Profits at British Gas are set to rise after the energy supplier revealed a boost in consumption following a colder than normal start to the year.

Owner Centrica added that British Gas had stemmed the flow of customers leaving the business, with the number of accounts on its books staying at 14.8 million following a 5% cut in gas tariffs from the end of February.

The FTSE 100 company reported improved profitability in its supply business in the first quarter of the year but said this was more than offset by lower commodity prices in its upstream production arm.

It also announced that it had set aside an additional £50million over the next three years to improve customer service.

Recruitment for the first 350 new jobs will begin next month, with vacancies in Manchester, Leeds, Cardiff and Edinburgh.

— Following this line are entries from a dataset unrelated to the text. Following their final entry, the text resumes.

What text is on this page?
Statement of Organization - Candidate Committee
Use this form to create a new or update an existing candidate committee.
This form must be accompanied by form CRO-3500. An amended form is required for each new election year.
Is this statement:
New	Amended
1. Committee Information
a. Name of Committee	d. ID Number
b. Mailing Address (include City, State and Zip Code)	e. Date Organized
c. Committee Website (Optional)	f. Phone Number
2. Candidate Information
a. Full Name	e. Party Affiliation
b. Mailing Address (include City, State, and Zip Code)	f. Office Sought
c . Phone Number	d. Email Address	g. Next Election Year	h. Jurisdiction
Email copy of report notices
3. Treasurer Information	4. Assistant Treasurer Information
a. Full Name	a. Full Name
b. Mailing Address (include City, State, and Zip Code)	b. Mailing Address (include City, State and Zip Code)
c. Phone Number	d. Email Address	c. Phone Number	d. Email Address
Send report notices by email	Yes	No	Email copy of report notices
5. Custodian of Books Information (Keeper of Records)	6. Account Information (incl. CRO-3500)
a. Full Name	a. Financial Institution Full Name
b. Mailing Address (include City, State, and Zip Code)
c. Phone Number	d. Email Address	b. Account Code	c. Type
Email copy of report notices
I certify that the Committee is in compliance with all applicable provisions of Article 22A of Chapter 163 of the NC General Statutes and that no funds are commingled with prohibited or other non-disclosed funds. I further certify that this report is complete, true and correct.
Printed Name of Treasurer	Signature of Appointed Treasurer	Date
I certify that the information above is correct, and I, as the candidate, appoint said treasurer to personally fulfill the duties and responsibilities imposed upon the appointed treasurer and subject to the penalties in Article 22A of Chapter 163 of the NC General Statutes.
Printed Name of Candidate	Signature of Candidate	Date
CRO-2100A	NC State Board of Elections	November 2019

As well as a drive to reduce call waiting times, there will be extra training for British Gas’s customer service employees, who number more than 5,000.

In 2014, British Gas operating profits fell 23% to £439million amid a half-million fall in customer accounts and a £100 decline in average bills as gas consumption dropped by a fifth amid warmer weather.

The wider group saw adjusted operating profits fall 35% to £1.75 billion as it was also hit by extreme weather patterns in its North America business and plunging oil and gas prices hit its power generation.

Centrica highlights a number of factors that could influence its performance this year, such as commodity prices, the weather, the outcome of the General Election and the Competition and Markets Authority investigation into the UK energy market which is due to deliver provisional findings in the summer.

Residential gas consumption was 10% higher than a year earlier, with electricity demand 2% higher in the first three months of 2015.

The trading update covering the first quarter of this year was issued ahead of the company’s annual meeting in London.